[ntp:questions] Three NTP servers, one strange IP-address in 'refid'

Brian Utterback brian.utterback at oracle.com
Tue Apr 1 15:39:56 UTC 2014


On 03/31/14 14:44, Sander Smeenk wrote:
> Quoting Rob (nomail at example.com):
>>> | root at dns1:~# ntpq -c lpeers
>>> | ===============================
>>> | *someserver.tld  .PPS.
>>> | +someserver2.tld .GPS.
>>> | -someserver3.tld .PPS.
>>> |  dns2.dns.dmz.bi 172.2.53.81
>>> |  dns3.dns.dmz.bi 172.2.53.81
>>> | +someserver4.tld .PPS.
>> So in the above, dns2 and dns3 (two separate servers) both take their
>> time from 172.2.53.81 This is not a server you are talking to, but a
>> server they are talking to.
> Well, yes. You would say that. But dns2 and dns3 *also* sync to
> someserver.tld primarily(*), with two reference/fallback sources(+) and
> one not considered(-). They both show either dns1 and dns2 or dns1 and
> dns3 as syncing to 172.2.53.81.
>
> I can't find this IP, or any hostname resolving to this IP, in any of my
> configs. So i'm inclined to go with David Woolley's comment: 'refids are
> opaque'. Opaque as that remark may be. ;-))
>
> -Sndr.

The IP is coming from somewhere. When David said they are opaque he 
means in general. The refid is overloaded and has different 
interpretations under different circumstances and sometimes ntpq can get 
confused about what circumstances are currently in effect. But it seems 
very likely that the IP address is the correct one particularly since 
the first octet matches the first octet of your address space.

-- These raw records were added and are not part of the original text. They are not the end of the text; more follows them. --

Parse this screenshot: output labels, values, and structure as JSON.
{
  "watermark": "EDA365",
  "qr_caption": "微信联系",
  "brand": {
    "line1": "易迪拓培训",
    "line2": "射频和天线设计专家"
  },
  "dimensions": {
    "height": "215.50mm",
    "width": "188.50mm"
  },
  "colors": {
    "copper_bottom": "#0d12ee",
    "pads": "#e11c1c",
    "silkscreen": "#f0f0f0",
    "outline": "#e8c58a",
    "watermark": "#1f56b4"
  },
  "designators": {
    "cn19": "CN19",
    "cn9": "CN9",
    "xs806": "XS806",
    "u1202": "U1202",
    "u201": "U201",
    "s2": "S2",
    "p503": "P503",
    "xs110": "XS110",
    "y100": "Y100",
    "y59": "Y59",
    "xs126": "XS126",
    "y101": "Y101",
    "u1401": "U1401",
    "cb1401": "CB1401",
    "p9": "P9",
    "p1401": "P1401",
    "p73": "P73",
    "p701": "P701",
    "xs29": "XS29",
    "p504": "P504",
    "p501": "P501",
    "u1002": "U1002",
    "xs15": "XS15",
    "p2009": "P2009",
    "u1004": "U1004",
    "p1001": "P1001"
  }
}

It would be helpful if you posted the whole "peers" output, particularly 
for dns2 and dns3.



-- 
blu

Always code as if the guy who ends up maintaining your code will be a
violent psychopath who knows where you live. - Martin Golding
-----------------------------------------------------------------------|
Brian Utterback - Solaris RPE, Oracle Corporation.